Interne Kritik am Abseitsstehen
der SVP
Nun da die
Abstimmungen in Bern und Zürich anstehen, hält die Partei jedoch still. Von der
SVP Schweiz ist nichts zu hören, die letzte Medienmitteilung der Partei zur
Bildung datiert aus dem Jahre 2014. Dies mag mit der vernichtenden Bilanz der
bisherigen Volksabstimmungen zusammenhängen. In sechs Kantonen hat die
Stimmbevölkerung bisher über den neuen Lehrplan befunden – und jedes Mal hiess
es diesen gut. Nicht einmal knapp wurde es. Mit Nein-Mehrheiten von zwei
Dritteln bis drei Vierteln lehnten die Stimmberechtigen die Bürger-Initiativen
gegen den Willen der SVP jeweils ab.
Hat die SVP
den Widerstand gegen den Lehrplan aufgegeben? Schlüer sagt, die Partei komme
nicht darum herum, Prioritäten zu setzen. «Bei der Frage nach dem
Rahmenabkommen mit der EU geht es um die Existenz der Schweiz, da müssen wir
alle Kräfte auf diese Aufgabe konzentrieren.» Von einer Aufgabe des Themas will
er nicht sprechen, so engagiere er sich beispielsweise im Vorstand des
Initiativkomitees in Zürich. Gleichzeitig räumt er ein, dass die SVP Schweiz
vor einigen Jahren in der Bildungspolitik noch deutlich aktiver gewesen sei.
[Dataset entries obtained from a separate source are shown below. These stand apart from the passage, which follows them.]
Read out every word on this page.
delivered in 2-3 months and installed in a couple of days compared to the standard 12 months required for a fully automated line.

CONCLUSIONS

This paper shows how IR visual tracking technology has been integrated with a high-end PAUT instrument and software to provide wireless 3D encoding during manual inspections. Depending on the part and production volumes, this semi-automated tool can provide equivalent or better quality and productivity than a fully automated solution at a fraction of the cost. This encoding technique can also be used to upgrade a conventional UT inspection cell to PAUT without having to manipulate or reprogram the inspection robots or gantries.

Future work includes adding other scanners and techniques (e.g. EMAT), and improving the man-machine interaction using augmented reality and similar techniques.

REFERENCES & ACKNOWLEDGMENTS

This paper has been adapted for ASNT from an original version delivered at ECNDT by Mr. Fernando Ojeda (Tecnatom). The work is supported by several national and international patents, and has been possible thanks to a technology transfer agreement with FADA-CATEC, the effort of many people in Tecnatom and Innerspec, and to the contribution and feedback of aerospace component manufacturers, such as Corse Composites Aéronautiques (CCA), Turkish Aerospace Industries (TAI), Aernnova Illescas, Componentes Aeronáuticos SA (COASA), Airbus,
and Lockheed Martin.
«Aufgrund der aktuellen Erfordernisse muss die Bildungspolitik zurückstehen»,
sagt er.
Schlüer
engagiert sich unter anderem im Verein «Bildungs-kompass», der versucht, die
reformkritischen kantonalen Bürgerkomitees zu vernetzen. Mit dabei ist dort
auch Anian Liebrand, der ehemalige Präsident der Jungen SVP. Er drückt es noch
etwas deutlicher aus als Schlüer. «Die SVP Schweiz hat das Thema die
vergangenen Jahre schleifen lassen», sagt er. «Die hundertseitigen Papiere, die
mit viel Aufwand erarbeitet wurden, versanden», bedauert er. Auch der Kontakt
zu kritischen Lehrpersonen und Bildungsfachleuten sei auf Eis gelegt. Mit Blick
auf die umfassenden Vorarbeiten sagt er: «Wir waren einst sehr gut aufgestellt,
doch nun ziehen wir die Sache nicht durch. Das ist ein Fehler.»
Das
Abseitsstehen der SVP hilft den kantonalen Behörden, die den Lehrplan einst
entwickelt haben. «Nachdem sich die SVP vom Thema abgewendet hatte, hat sich
die Debatte deutlich beruhigt», sagt der ehemalige Präsident der
Erziehungsdirektorenkonferenz und heutiger Nationalrat der Liberalen Partei,
Christoph Eymann (BS). In den deutlichen Abstimmungsresultaten erkennt er ein
Grundvertrauen der Bevölkerung in die Behörden, wenn es um die detaillierte
Bestimmung der Lerninhalte geht. Er geht davon aus, dass der Lehrplan 21 auch
in Zürich und Bern eine komfortable Mehrheit finden wird. Selbst Liebrand als
Gegner des Lehrplan 21 schätzt die Lage als schwierig ein.
«Aufgrund der
klaren Resultate in anderen Kantonen wäre es eine grosse Überraschung, wenn
die Initiativen angenommen würden», sagt er.
Eliane Perret hat folgenden Kommentar verfasst:
AntwortenLöschenWenn es tatsächlich so wäre, dass der Widerstand gegen den Lehrplan 21 erlahmt ist, wäre das ein Armutszeugnis für unsere Demokratie. Das würde bedeuten, dass es unseren "Volksvertretern", Bildungsobrigkeiten und deren Lobbies mit Hilfe der Medienübermacht gelungen ist, die Diskussion zu zertrümmern. Immerhin haben bei jeder der bisherigen Abstimmungen zum Lehrplan 21 ein Drittel, d.h. jeder Dritte für die Initiativen gestimmt und damit gezeigt, dass sie es wagen, sich auf Grund vertiefter Informationen aus alternativen Informationsquellen selber eine Meinung zu bilden und gegen den Mainstream zu votieren.